2. FDA has adequate powers under existing law to ensure food safety and effectively deal with foodborne illness outbreaks. FDA has power to inspect, power to detain product and can readily obtain court orders to seize adulterated or misbranded food products or enjoin them from being sold. The problem isn’t that FDA needs more power; it’s that FDA does not effectively use the power it currently has. The agency has power to inspect imported food yet inspects only 1% of food coming into this country from outside our borders.

3. FDA has used its existing power to benefit the pharmaceutical and biotechnology industries at the expense of public health (e.g., allowing the overuse of antibiotics in confined animal feeding operations and refusing to require labeling for genetically-modified foods). This bill does not address the fundamental problems at this agency in order to truly protect public health.

4. S.510 will expand FDA’s involvement in regulating food in intra-state commerce, further interfering with local communities. State and local governments are more than capable of handling any problems related to food in intrastate commerce. All the major outbreaks of foodborne illness involve either imported food or food in inter-state commerce.
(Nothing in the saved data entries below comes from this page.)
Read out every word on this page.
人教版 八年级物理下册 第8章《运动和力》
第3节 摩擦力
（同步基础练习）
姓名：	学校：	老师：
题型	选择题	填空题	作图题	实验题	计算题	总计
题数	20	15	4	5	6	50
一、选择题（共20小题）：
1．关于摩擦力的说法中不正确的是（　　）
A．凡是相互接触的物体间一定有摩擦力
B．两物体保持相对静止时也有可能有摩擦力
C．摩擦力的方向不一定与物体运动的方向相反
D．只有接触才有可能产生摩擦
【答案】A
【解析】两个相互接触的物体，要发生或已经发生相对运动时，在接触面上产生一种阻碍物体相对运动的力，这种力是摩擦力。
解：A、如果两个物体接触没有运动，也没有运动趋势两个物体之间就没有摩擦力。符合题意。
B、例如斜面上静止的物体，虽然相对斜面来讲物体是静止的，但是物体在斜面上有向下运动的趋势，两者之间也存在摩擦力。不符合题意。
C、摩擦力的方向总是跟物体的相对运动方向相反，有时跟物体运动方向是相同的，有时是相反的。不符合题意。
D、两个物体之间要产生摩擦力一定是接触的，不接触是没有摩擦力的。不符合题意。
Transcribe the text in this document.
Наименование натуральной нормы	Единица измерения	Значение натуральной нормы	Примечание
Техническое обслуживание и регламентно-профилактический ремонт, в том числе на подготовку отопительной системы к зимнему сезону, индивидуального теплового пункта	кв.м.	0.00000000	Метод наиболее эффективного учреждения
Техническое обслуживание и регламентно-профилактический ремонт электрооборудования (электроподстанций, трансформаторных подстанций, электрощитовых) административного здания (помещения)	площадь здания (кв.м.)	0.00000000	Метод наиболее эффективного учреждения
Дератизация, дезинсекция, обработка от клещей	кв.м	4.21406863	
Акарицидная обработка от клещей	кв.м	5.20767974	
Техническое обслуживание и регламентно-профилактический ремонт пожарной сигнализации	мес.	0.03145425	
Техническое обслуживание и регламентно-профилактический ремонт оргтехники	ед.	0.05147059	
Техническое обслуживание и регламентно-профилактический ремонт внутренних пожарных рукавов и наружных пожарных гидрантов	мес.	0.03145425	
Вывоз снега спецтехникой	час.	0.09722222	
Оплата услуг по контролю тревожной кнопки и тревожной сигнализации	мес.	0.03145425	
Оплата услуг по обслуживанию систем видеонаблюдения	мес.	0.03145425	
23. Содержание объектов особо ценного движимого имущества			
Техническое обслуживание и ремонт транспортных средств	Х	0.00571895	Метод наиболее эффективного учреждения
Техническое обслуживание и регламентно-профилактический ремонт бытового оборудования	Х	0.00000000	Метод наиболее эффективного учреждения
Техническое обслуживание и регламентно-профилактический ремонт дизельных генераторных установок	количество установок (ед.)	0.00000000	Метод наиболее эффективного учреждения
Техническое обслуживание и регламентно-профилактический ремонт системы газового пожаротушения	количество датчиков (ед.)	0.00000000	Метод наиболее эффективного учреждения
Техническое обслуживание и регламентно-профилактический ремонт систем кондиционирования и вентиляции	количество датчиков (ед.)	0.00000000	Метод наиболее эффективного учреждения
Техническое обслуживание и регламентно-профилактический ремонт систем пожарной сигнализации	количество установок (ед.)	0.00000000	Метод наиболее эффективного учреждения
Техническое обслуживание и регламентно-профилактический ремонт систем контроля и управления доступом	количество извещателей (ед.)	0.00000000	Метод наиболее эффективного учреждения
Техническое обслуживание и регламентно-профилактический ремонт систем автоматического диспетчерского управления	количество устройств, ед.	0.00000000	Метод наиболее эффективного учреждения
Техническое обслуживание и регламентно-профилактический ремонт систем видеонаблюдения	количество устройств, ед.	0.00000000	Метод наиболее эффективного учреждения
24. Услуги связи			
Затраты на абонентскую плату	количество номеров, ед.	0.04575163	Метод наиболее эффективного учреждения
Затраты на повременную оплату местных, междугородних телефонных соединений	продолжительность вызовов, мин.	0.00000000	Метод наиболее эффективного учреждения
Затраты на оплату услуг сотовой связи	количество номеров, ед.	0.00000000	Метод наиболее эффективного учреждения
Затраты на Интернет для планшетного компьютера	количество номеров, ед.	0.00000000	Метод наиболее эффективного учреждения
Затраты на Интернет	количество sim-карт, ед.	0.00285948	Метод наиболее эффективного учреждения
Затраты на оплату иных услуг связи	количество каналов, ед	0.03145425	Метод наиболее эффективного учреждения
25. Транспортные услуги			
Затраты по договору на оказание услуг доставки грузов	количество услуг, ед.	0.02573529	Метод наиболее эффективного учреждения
5. S.510 will hurt our ability as a nation to be self-sufficient in food production because it has more lenient inspection requirements for foreign than domestic producers creating an unfair advantage for food imports. Giving an advantage to foreign producers will only increase the amount of food imported into this country that does not meet our domestic standards. S.510 does not address food security–the ability of a country to produce enough food to meet its own needs.

6. S.510 does nothing to address many significant food safety problems in this country, such as those resulting from confined animal feeding operations (CAFOs), genetically modified organisms (GMOs), and various contaminants (e.g., BPA, pesticides, herbicides, etc.).